The change in melting temperature of ice (in K ) when it is subjected to a pressure of 100 atm is _ Given: density of ice is \( 0.92 \mathrm{~g} / \mathrm{cm}^{3} \), density of water is \( 1 \mathrm{~g} / \mathrm{cm}^{3} \) and latent heat of fusion is \( 80 \mathrm{cal} / \mathrm{g} \). Ground off to two decimal places).

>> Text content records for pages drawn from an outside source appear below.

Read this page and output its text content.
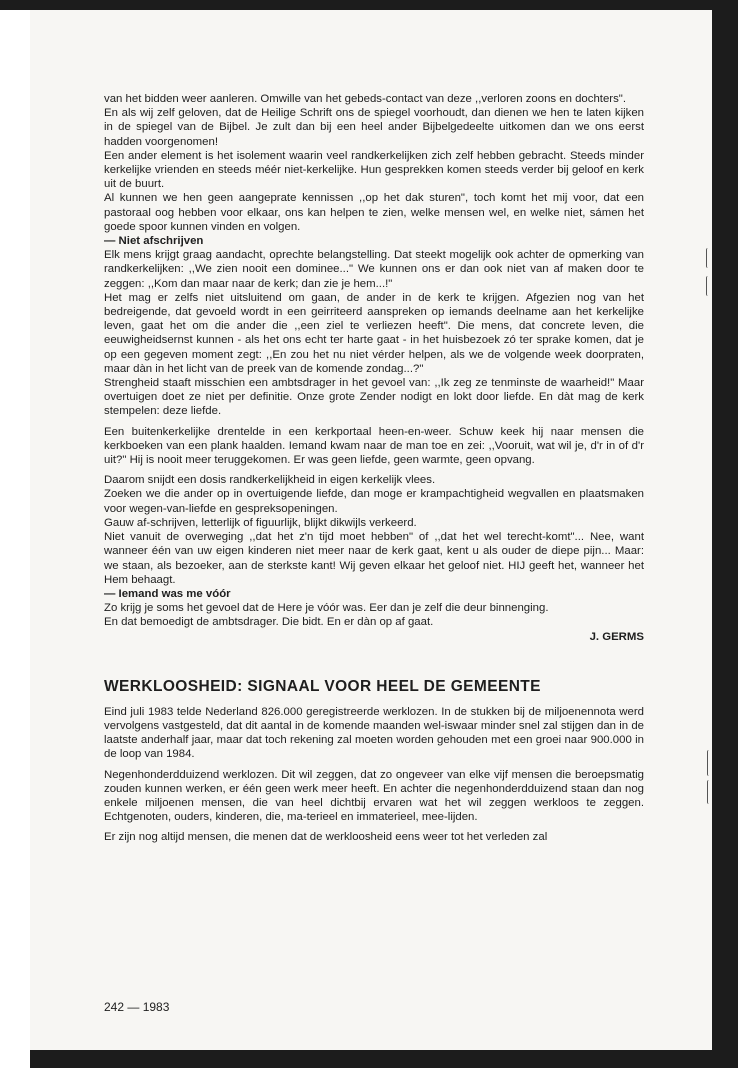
van het bidden weer aanleren. Omwille van het gebeds-contact van deze ,,verloren zoons en dochters".

En als wij zelf geloven, dat de Heilige Schrift ons de spiegel voorhoudt, dan dienen we hen te laten kijken in de spiegel van de Bijbel. Je zult dan bij een heel ander Bijbelgedeelte uitkomen dan we ons eerst hadden voorgenomen!

Een ander element is het isolement waarin veel randkerkelijken zich zelf hebben gebracht. Steeds minder kerkelijke vrienden en steeds méér niet-kerkelijke. Hun gesprekken komen steeds verder bij geloof en kerk uit de buurt.

Al kunnen we hen geen aangeprate kennissen ,,op het dak sturen", toch komt het mij voor, dat een pastoraal oog hebben voor elkaar, ons kan helpen te zien, welke mensen wel, en welke niet, sámen het goede spoor kunnen vinden en volgen.

— Niet afschrijven

Elk mens krijgt graag aandacht, oprechte belangstelling. Dat steekt mogelijk ook achter de opmerking van randkerkelijken: ,,We zien nooit een dominee..." We kunnen ons er dan ook niet van af maken door te zeggen: ,,Kom dan maar naar de kerk; dan zie je hem...!"

Het mag er zelfs niet uitsluitend om gaan, de ander in de kerk te krijgen. Afgezien nog van het bedreigende, dat gevoeld wordt in een geirriteerd aanspreken op iemands deelname aan het kerkelijke leven, gaat het om die ander die ,,een ziel te verliezen heeft". Die mens, dat concrete leven, die eeuwigheidsernst kunnen - als het ons echt ter harte gaat - in het huisbezoek zó ter sprake komen, dat je op een gegeven moment zegt: ,,En zou het nu niet vérder helpen, als we de volgende week doorpraten, maar dàn in het licht van de preek van de komende zondag...?"

Strengheid staaft misschien een ambtsdrager in het gevoel van: ,,Ik zeg ze tenminste de waarheid!" Maar overtuigen doet ze niet per definitie. Onze grote Zender nodigt en lokt door liefde. En dàt mag de kerk stempelen: deze liefde.

Een buitenkerkelijke drentelde in een kerkportaal heen-en-weer. Schuw keek hij naar mensen die kerkboeken van een plank haalden. Iemand kwam naar de man toe en zei: ,,Vooruit, wat wil je, d'r in of d'r uit?" Hij is nooit meer teruggekomen. Er was geen liefde, geen warmte, geen opvang.

Daarom snijdt een dosis randkerkelijkheid in eigen kerkelijk vlees.

Zoeken we die ander op in overtuigende liefde, dan moge er krampachtigheid wegvallen en plaatsmaken voor wegen-van-liefde en gespreksopeningen.

Gauw af-schrijven, letterlijk of figuurlijk, blijkt dikwijls verkeerd.

Niet vanuit de overweging ,,dat het z'n tijd moet hebben" of ,,dat het wel terecht-komt"... Nee, want wanneer één van uw eigen kinderen niet meer naar de kerk gaat, kent u als ouder de diepe pijn... Maar: we staan, als bezoeker, aan de sterkste kant! Wij geven elkaar het geloof niet. HIJ geeft het, wanneer het Hem behaagt.

— Iemand was me vóór

Zo krijg je soms het gevoel dat de Here je vóór was. Eer dan je zelf die deur binnenging.

En dat bemoedigt de ambtsdrager. Die bidt. En er dàn op af gaat.

J. GERMS

WERKLOOSHEID: SIGNAAL VOOR HEEL DE GEMEENTE

Eind juli 1983 telde Nederland 826.000 geregistreerde werklozen. In de stukken bij de miljoenennota werd vervolgens vastgesteld, dat dit aantal in de komende maanden wel-iswaar minder snel zal stijgen dan in de laatste anderhalf jaar, maar dat toch rekening zal moeten worden gehouden met een groei naar 900.000 in de loop van 1984.

Negenhonderdduizend werklozen. Dit wil zeggen, dat zo ongeveer van elke vijf mensen die beroepsmatig zouden kunnen werken, er één geen werk meer heeft. En achter die negenhonderdduizend staan dan nog enkele miljoenen mensen, die van heel dichtbij ervaren wat het wil zeggen werkloos te zeggen. Echtgenoten, ouders, kinderen, die, ma-terieel en immaterieel, mee-lijden.

Er zijn nog altijd mensen, die menen dat de werkloosheid eens weer tot het verleden zal

242 — 1983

To find the change in melting temperature of ice under pressure, we can use the Clausius-Clapeyron equation, which relates changes in pressure to changes in temperature during phase changes. The formula is given by: \[ \frac{dT}{dP} = \frac{L}{T \Delta V} \] where \( L \) is the latent heat of fusion, \( T \) is the melting temperature of ice (approximately \( 273 \, K \) at standard conditions), and \( \Delta V \) is the change in volume. 1. First, let's calculate \( \Delta V \): The volume of ice can be calculated as: \[ V_{ice} = \frac{m}{\rho_{ice}} = \frac{1 \, \text{g}}{0.92 \, \text{g/cm}^3} \approx 1.087 \, \text{cm}^3 \] The volume of water: \[ V_{water} = \frac{m}{\rho_{water}} = \frac{1 \, \text{g}}{1 \, \text{g/cm}^3} = 1 \, \text{cm}^3 \] The change in volume (\( \Delta V \)) during melting is: \[ \Delta V = V_{water} - V_{ice} = 1 - 1.087 \approx -0.087 \, \text{cm}^3 \] 2. Now substituting into the Clausius-Clapeyron equation: Take \( L = 80 \, \text{cal/g} = 80 \times 4.184 \, \text{J/g} \approx 334.72 \, \text{J/g} \) (since \( 1 \, \text{cal} = 4.184 \, \text{J} \)). The change in temperature for a pressure change of \( \Delta P = 100 \, \text{atm} \): \[ \frac{dT}{dP} = \frac{334.72}{273 \times (-0.087 \times 10^{-6})} \quad \text{(convert cm}^3\text{ to m}^3\text{)} \] \[ dT = \frac{334.72 \times 100 \times 101325}{273 \times (-0.087 \times 10^{-6})} \approx -0.573 \, K \] Thus, the change in melting temperature of ice when it is subjected to a pressure of 100 atm is approximately \(-0.57 \, K\). Grounded to two decimal places, the answer is \(-0.57\).